I am analyzing a Ribosome Profiling and RNA-Seq dataset. For the analysis I am trying to repeat another published pipeline. However there it says:
" Reads were aligned in genome and transcriptome coordinates with a splice-aware aligner (STAR, v2.5.3a14, inserting annotations on the fly: STAR --quantMode TranscriptomeSAM --alignIntronMin 20 --alignIntronMax 100000 --outFilterMismatchNmax 1 -- outFilterIntronMotifs RemoveNoncanonicalUnannotated --outFilterMismatchNoverLmax 0.04 -- sjdbOverhang 50. We used the EnsEMBL mouse genome assembly GRCm38.p6, where all non- coding regions were excluded, and all fully contained shorter CDSs were collapsed: gffread -C - M -K.
Later they also write:
"Finally, only reads mapping uniquely to only one genomic position as well as to the transcriptome were kept for analysis."

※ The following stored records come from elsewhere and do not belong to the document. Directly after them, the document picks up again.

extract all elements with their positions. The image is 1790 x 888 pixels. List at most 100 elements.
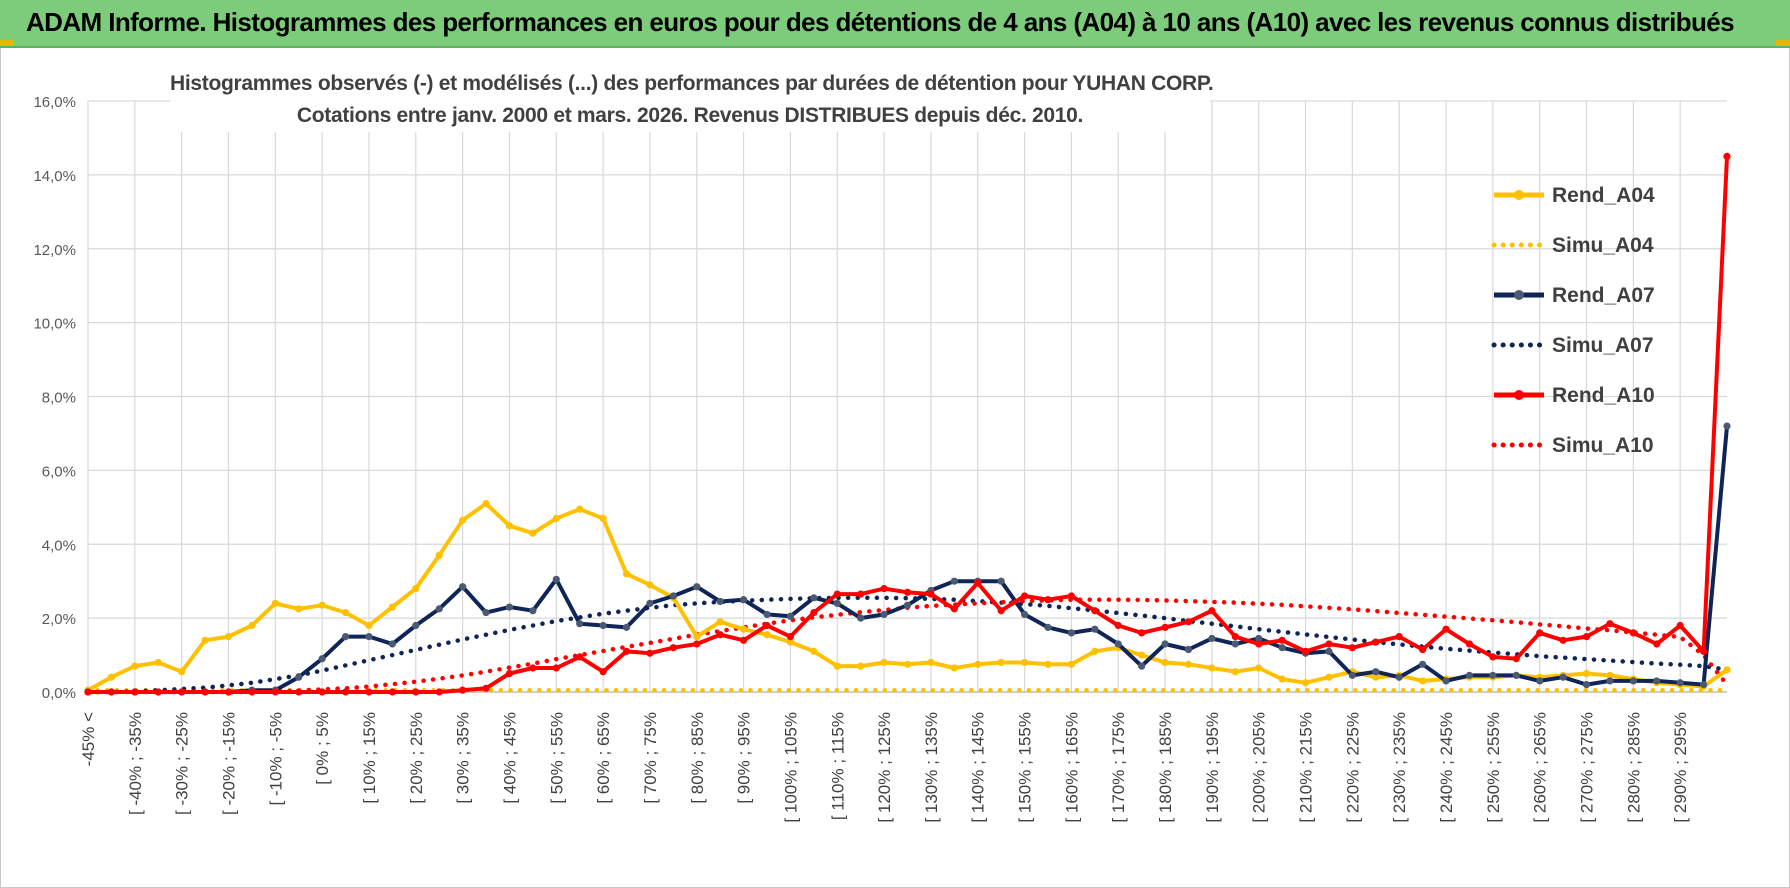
x-tick-label: [ 130% ; 135% [922,712,941,823]
data-point [786,612,795,620]
data-point [1348,644,1356,652]
data-point [1653,640,1661,648]
data-point [1325,640,1333,648]
data-point [1255,664,1263,672]
data-point [622,647,631,655]
data-point [412,584,420,593]
data-point [1442,625,1450,633]
data-point [459,686,467,694]
data-point [1653,677,1661,685]
data-point [1114,621,1122,630]
x-tick-label: [ 250% ; 255% [1484,712,1503,823]
data-point [1582,632,1591,641]
x-tick-label: [ 90% ; 95% [735,712,754,804]
data-point [950,577,958,585]
x-tick-label: [ 80% ; 85% [688,712,707,804]
data-point [201,688,209,696]
data-point [1020,592,1029,600]
data-point [1114,640,1122,648]
x-tick-label: [ -20% ; -15% [219,712,238,815]
banner-corner-right [1776,40,1790,46]
series-rend-a10 [84,152,1731,696]
x-tick-label: [ 100% ; 105% [781,712,800,823]
legend-label: Simu_A07 [1552,334,1654,357]
data-point [880,610,888,619]
data-point [1091,625,1099,633]
data-point [1512,671,1520,679]
data-point [1325,673,1333,681]
data-point [271,599,279,607]
banner-corner-left [0,40,14,46]
data-point [412,621,420,630]
data-point [763,610,771,619]
data-point [1465,671,1474,679]
data-point [599,514,607,522]
data-point [1231,668,1239,676]
data-point [1044,660,1052,668]
data-point [107,673,116,681]
data-point [271,688,279,696]
data-point [1372,668,1380,676]
data-point [1067,629,1075,637]
data-point [365,621,373,630]
data-point [107,688,116,696]
y-tick-label: 0,0% [42,685,76,702]
x-tick-label: [ 170% ; 175% [1109,712,1128,823]
data-point [388,603,396,611]
data-point [178,668,186,676]
x-tick-label: [ 150% ; 155% [1016,712,1035,823]
x-tick-label: [ 160% ; 165% [1062,712,1081,823]
data-point [178,688,186,696]
data-point [1138,651,1146,659]
data-point [833,599,841,607]
data-point [1184,660,1193,668]
data-point [1161,623,1169,631]
legend-label: Simu_A10 [1552,434,1654,457]
data-point [318,655,326,663]
data-point [1629,629,1637,637]
data-point [1676,621,1684,630]
data-point [1278,636,1286,644]
chart-title-line-1: Histogrammes observés (-) et modélisés (… [170,72,1214,95]
x-tick-label: [ 190% ; 195% [1203,712,1222,823]
data-point [810,647,818,655]
data-point [693,632,701,641]
data-point [1723,666,1731,674]
x-tick-label: [ 20% ; 25% [407,712,426,804]
data-point [646,599,654,607]
data-point [1231,640,1239,648]
data-point [1348,671,1356,679]
series-line [88,156,1729,694]
legend-label: Rend_A07 [1552,284,1655,307]
data-point [1582,681,1591,689]
y-tick-label: 4,0% [42,537,76,554]
x-tick-label: [ -30% ; -25% [173,712,192,815]
data-point [1184,618,1193,626]
data-point [1559,673,1567,681]
data-point [1723,422,1731,430]
data-point [131,688,139,696]
y-tick-label: 16,0% [33,94,76,111]
data-point [1301,647,1310,655]
data-point [482,500,490,508]
data-point [295,605,303,613]
data-point [318,601,326,609]
data-point [529,664,537,672]
y-tick-label: 2,0% [42,611,76,628]
data-point [576,620,584,628]
data-point [833,590,841,598]
x-axis-ticks: -45% < [ -40% ; -35% [ -30% ; -25% [ -20% ;… [79,712,1690,823]
data-point [950,605,958,613]
x-tick-label: [ -40% ; -35% [126,712,145,815]
data-point [716,597,724,606]
legend-swatch-rend-a10 [1494,390,1544,400]
data-point [974,579,982,587]
data-point [903,588,912,596]
x-tick-label: [ 260% ; 265% [1531,712,1550,823]
data-point [1067,660,1075,668]
data-point [505,603,514,611]
data-point [880,584,888,593]
legend-label: Rend_A04 [1552,184,1655,207]
series-simu-a07 [85,595,1730,695]
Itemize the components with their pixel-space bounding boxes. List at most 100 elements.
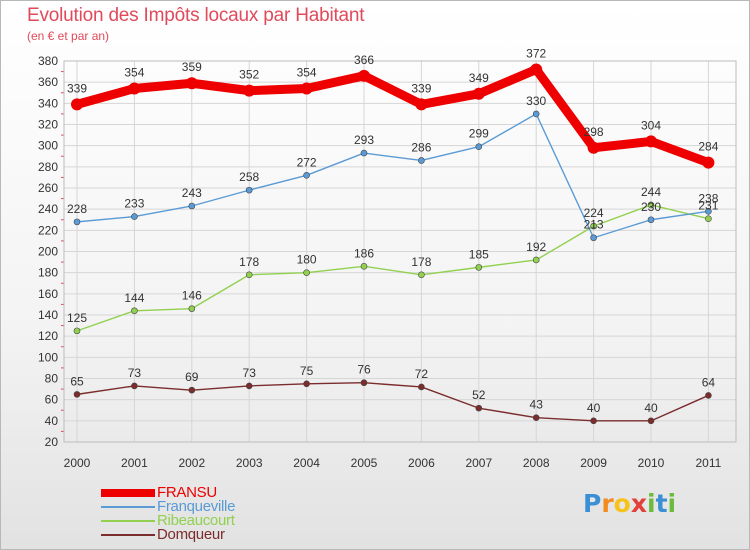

If I understand correctly they first modified the GTF file of GRCm38.p6 with gffread -C - M -K. Then they somehow mapped to both the genome and the transcriptome together. How is this done? Can't I only use one file for where to map the reads to in STAR? Why would someone do this and not only map to only the genome or the transcriptome? Or does this mean it was done once at a time, e.g. first mapping to the genome and then seperately in a second run map to the transcriptome?
Some suggestions would help a lot. Thank you.